Les principaux changements introduits par la LPCE peuvent être synthétisés comme suit.
1. Création d'un auditorat
L'auditorat exerce les missions précédemment attribuées au corps des rapporteurs (qui disparaît), à savoir notamment la réception et l'instruction des plaintes, la rédaction de rapports motivés destinés au Conseil de la concurrence ou encore l'exécution des décisions du Conseil de la concurrence. L'auditorat, composé de six à dix membres, est intégré au Conseil de la concurrence. Les auditeurs bénéficient ainsi d'une plus grande indépendance à l'égard de l'administration que les rapporteurs, qui étaient rattachés au Service de la concurrence du SPF Economie, P.M.E., Classes moyennes et Energie.

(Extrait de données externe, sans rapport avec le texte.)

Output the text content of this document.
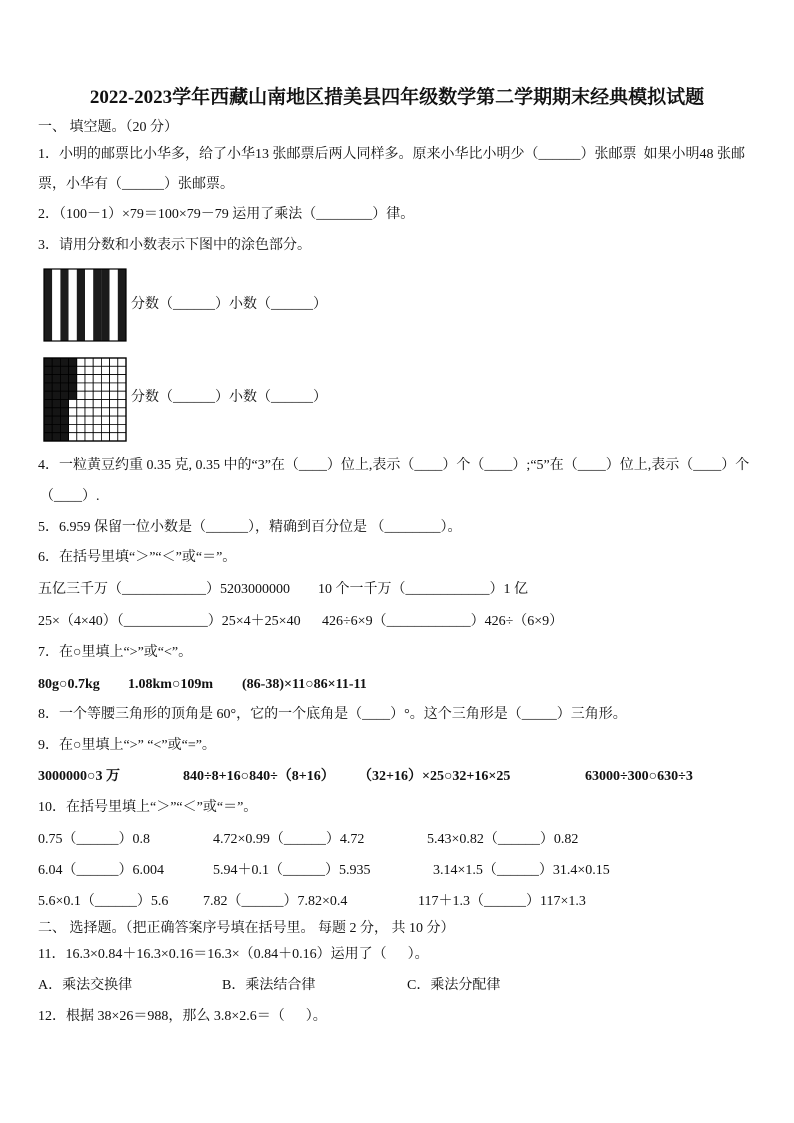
2022-2023学年西藏山南地区措美县四年级数学第二学期期末经典模拟试题
一、 填空题。（20 分）
1．小明的邮票比小华多，给了小华13 张邮票后两人同样多。原来小华比小明少（______）张邮票  如果小明48 张邮
票，小华有（______）张邮票。
2．（100－1）×79＝100×79－79 运用了乘法（________）律。
3．请用分数和小数表示下图中的涂色部分。
分数（______）小数（______）
分数（______）小数（______）
4．一粒黄豆约重 0.35 克, 0.35 中的“3”在（____）位上,表示（____）个（____）;“5”在（____）位上,表示（____）个
（____）.
5．6.959 保留一位小数是（______），精确到百分位是 （________）。
6．在括号里填“＞”“＜”或“＝”。
五亿三千万（____________）5203000000 10 个一千万（____________）1 亿
25×（4×40）（____________）25×4＋25×40 426÷6×9（____________）426÷（6×9）
7．在○里填上“>”或“<”。
80g○0.7kg 1.08km○109m (86-38)×11○86×11-11
8．一个等腰三角形的顶角是 60°，它的一个底角是（____）°。这个三角形是（_____）三角形。
9．在○里填上“>” “<”或“=”。
3000000○3 万	840÷8+16○840÷（8+16） （32+16）×25○32+16×25	63000÷300○630÷3
10．在括号里填上“＞”“＜”或“＝”。
0.75（______）0.8	4.72×0.99（______）4.72	5.43×0.82（______）0.82
6.04（______）6.004	5.94＋0.1（______）5.935	3.14×1.5（______）31.4×0.15
5.6×0.1（______）5.6 7.82（______）7.82×0.4	117＋1.3（______）117×1.3
二、 选择题。（把正确答案序号填在括号里。 每题 2 分， 共 10 分）
11．16.3×0.84＋16.3×0.16＝16.3×（0.84＋0.16）运用了（      ）。
A．乘法交换律	B．乘法结合律	C．乘法分配律
12．根据 38×26＝988，那么 3.8×2.6＝（      ）。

Le Conseil de la concurrence comporte désormais 12 conseillers dont six à temps plein (contre quatre auparavant).
2. Suppression de la notification préalable des ententes
S'alignant sur le régime en vigueur depuis le 1er mai 2004 pour les ententes de dimension communautaire (cf. règlement 1/2003 du 16 décembre 2002 relatif à la mise en œuvre des règles de concurrence prévues aux articles 81 et 82 du traité CE), la LPCE supprime la notification préalable au Conseil de la concurrence des accords entre entreprises, décisions d'associations d'entreprises ou pratiques concertées restrictives de concurrence.
Les entreprises doivent désormais apprécier elles-mêmes la licéité de leurs accords et pratiques. Il en résulte une insécurité juridique pour les entreprises qui ne peuvent plus bénéficier de l'immunité en matière d'amendes que leur conférait la notification préalable ni se reposer sur une attestation négative ou une décision expresse d'exemption du Conseil de la concurrence.
3. Contrôle des concentrations
La LPCE s'aligne ici aussi sur la réglementation communautaire (cf. règlement 139/2004 sur le contrôle des concentrations). Ainsi, les concentrations sont admissibles si elles "n'ont pas pour conséquence qu'une concurrence effective serait entravée de manière significative dans le marché belge ou une partie substantielle de celui-ci, notamment par la création ou le renforcement d'une position dominante". Le critère d'appréciation précédemment appliqué, limité au critère de la dominance, avait en effet suscité des critiques, dès lors que certaines concentrations qui n'avaient pas pour objet de créer ou de renforcer une position dominante pouvaient néanmoins avoir des effets anticoncurrentiels négatifs.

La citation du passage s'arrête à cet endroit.